By Brett D. Schaefer, Jay Kingham Senior Research Fellow in International Regulatory Affairs, The Margaret Thatcher Center for Freedom
Schaefer image from article
The State Department seems to lurch from disaster to distraction, responding to many crises but preventing few. Its influence in Washington, and American diplomatic influence globally, is waning….
With the rise of large, permanent defense and intelligence bureaucracies after World War II, and the more recent increase in size and stature of the National Security Council begun under Henry Kissinger and expanded since, State’s role is ever more constrained. Its regional and thematic policy experts are often muscled out of big decisions by other parts of the executive branch.

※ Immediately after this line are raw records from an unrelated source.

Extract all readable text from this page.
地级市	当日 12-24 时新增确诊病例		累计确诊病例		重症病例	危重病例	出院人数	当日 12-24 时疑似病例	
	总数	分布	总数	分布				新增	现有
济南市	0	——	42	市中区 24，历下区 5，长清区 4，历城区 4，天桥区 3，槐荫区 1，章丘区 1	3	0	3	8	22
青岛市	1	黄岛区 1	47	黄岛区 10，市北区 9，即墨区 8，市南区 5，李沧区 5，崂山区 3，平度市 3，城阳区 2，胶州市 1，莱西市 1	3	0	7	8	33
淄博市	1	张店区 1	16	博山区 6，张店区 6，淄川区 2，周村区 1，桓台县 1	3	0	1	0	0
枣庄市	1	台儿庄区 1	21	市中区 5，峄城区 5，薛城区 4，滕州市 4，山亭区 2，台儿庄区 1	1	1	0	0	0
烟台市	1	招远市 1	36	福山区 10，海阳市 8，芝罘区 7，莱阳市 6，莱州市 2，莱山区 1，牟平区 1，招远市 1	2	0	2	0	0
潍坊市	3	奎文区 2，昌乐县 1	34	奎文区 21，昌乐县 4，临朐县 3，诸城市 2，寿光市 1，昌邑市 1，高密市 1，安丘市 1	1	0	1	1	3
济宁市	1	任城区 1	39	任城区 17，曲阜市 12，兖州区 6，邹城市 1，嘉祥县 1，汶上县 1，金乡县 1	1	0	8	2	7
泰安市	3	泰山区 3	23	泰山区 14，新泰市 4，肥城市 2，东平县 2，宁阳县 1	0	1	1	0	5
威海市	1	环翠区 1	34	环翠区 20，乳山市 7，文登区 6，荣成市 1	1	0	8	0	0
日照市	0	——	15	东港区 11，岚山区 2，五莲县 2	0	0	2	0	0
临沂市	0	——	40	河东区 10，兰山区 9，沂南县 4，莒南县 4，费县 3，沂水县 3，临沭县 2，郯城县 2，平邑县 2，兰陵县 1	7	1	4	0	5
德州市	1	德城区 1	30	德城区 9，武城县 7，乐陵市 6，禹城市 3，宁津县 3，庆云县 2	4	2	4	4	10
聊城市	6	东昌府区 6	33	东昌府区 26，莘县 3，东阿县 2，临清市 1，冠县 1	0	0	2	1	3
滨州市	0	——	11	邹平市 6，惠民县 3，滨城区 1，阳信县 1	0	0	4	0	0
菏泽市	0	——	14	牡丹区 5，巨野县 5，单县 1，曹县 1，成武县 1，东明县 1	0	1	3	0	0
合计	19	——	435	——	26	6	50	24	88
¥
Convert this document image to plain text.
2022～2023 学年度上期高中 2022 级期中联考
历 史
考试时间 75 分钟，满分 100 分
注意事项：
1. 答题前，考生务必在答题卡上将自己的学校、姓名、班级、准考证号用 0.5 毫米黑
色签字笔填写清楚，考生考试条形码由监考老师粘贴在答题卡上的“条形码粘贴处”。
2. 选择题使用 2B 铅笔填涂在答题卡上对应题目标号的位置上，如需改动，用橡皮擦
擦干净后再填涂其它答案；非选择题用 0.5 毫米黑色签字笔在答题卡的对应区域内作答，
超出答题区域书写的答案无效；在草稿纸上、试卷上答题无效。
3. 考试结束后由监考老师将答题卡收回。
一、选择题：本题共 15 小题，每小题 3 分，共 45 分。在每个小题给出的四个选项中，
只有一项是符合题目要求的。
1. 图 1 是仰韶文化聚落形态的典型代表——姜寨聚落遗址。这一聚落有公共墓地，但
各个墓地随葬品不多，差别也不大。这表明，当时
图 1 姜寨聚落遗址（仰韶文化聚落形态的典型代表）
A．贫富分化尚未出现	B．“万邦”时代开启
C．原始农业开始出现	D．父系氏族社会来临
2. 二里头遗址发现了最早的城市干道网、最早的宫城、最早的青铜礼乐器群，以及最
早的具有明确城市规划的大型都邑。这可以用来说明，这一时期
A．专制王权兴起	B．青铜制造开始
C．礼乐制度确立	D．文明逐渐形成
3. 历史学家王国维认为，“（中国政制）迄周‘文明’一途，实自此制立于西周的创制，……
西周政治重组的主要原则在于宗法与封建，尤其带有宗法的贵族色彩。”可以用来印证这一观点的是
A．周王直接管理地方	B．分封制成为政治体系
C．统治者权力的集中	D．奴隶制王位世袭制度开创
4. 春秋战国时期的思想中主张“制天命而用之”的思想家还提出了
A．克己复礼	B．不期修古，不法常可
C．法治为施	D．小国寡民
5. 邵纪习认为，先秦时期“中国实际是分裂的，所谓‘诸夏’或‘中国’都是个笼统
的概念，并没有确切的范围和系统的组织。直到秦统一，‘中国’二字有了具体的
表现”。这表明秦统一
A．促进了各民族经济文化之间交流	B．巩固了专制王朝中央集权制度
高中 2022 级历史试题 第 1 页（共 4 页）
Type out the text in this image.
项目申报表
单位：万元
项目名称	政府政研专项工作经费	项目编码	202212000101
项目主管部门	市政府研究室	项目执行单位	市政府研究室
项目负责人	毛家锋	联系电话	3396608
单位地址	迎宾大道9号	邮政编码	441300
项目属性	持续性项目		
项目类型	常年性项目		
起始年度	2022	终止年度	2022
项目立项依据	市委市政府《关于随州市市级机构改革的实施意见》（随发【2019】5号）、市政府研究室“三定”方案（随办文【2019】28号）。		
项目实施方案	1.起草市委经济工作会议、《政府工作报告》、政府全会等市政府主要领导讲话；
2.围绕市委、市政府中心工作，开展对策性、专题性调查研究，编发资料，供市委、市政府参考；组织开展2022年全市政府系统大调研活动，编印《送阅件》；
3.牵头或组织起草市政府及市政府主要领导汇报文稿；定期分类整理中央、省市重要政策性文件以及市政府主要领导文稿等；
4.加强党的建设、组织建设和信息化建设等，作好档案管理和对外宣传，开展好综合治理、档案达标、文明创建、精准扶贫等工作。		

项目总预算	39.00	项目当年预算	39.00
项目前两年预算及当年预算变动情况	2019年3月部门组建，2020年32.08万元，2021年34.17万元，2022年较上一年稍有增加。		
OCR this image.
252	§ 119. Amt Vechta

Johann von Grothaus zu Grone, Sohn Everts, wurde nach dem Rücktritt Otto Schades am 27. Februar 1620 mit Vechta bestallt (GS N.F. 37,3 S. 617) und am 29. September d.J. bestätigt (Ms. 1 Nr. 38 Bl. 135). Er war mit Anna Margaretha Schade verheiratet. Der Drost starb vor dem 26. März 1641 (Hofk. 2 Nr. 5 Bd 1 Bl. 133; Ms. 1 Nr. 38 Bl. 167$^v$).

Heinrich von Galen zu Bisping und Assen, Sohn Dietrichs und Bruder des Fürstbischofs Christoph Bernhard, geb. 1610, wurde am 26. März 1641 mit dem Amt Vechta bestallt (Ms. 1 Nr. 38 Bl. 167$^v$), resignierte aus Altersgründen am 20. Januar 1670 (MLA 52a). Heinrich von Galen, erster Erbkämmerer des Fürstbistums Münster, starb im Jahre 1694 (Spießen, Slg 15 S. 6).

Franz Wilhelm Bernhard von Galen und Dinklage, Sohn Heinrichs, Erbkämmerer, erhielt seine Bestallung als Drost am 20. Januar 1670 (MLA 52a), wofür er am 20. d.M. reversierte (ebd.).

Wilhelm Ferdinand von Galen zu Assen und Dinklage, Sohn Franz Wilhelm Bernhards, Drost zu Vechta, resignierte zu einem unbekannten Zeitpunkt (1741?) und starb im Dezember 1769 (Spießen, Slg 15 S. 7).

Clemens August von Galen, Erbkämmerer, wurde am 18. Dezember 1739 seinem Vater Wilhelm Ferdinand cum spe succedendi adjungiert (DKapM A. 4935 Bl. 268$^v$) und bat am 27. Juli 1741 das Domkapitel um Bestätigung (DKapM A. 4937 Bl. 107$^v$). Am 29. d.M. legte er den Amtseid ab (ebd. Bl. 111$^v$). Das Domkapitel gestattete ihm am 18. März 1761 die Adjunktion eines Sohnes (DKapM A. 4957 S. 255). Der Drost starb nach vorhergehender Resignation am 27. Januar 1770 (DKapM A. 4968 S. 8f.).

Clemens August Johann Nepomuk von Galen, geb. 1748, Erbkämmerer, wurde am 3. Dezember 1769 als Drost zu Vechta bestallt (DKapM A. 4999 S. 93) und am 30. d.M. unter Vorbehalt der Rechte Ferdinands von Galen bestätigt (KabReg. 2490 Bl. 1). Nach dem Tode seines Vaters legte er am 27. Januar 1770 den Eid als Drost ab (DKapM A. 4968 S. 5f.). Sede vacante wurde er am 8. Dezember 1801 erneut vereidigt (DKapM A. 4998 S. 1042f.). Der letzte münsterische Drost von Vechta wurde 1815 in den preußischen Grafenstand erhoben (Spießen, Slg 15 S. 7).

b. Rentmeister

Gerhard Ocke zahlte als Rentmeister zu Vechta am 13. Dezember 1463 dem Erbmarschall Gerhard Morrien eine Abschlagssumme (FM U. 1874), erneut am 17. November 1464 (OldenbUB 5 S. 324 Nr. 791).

Only if the State Department’s internal weaknesses are cured will it become an effective leader in the making and implementation of the nation’s foreign policy. Only then can it credibly seek significant funding increases from Congress. The department suffers in particular from an ineffective organizational structure in which regional and functional policies do not serve integrated goals, and in which sound management, accountability, and leadership are lacking. For this and other reasons, the power to determine national security policy has steadily migrated toward the National Security Council (NSC) staff.
Not an Issue of Resources
In the United States, we get 1 percent of the entire budget of the United States of America. Everything we do abroad within the State Department and USAID [U.S. Agency for International Development] is within that 1 percent—everything....
I guarantee you more than 50 percent of the history of this era is going to be written out of that 1 percent and the issues we confront in that 1 percent. And I ask you to think about that as you contemplate the budgets. Because we’ve been robbing Peter to pay Paul.... We’ve been diminishing our capacity to be able to have the kind of impact we ought to be having in this more complicated world.
Re-establishing Clear Lines of Authority on Foreign Policy
The 24-hour news cycle has thrust many issues, no matter how trivial, into the limelight, making them the President’s responsibility. The news media expect every tactical detail, from the timing of a raid on a terrorist bunker to the targets of drone attacks, to be known and controlled by the President. As a result, the NSC staff gets overly involved not only in the minutiae of operations, but also in politics. It begins to operate more as a personal White House staff than as an advisory and policy coordination staff, sometimes even to the point of acting like a Praetorian Guard for the President’s political fortunes, which is particularly inappropriate given that many people on the staff are career civil servants from national security agencies rather than political appointees. The results are quite often disastrous.
Strengthening the State Department’s Traditional Bilateral and Multilateral Diplomacy
The State Department’s own effort to cover all the various aspects of national security policy—economic, transnational, regional, security—has produced an exceedingly complex organizational structure. Developing a distinct “State” point of view is now extremely difficult and this, in turn, has reduced the department’s ability to exercise any leadership.
Over the past decade, the impulse to create individual functional bureaus was useful substantively and politically; e.g., in the cases of human rights, democracy, law enforcement, refugees, political-military affairs, and nonproliferation. The problem is that overall organizational efficiency and effectiveness have been lost in the process….
As a result of these many deficiencies, confidence in the department is at an all-time low. A spiral of decay has unfolded over many years in which the Congress, reacting to inefficiencies within the department, has consistently underfunded the nation’s needs in the areas of representation overseas and foreign assistance. That underfunding, in turn, has deepened the State Department’s inadequacies. This spiral must be reversed.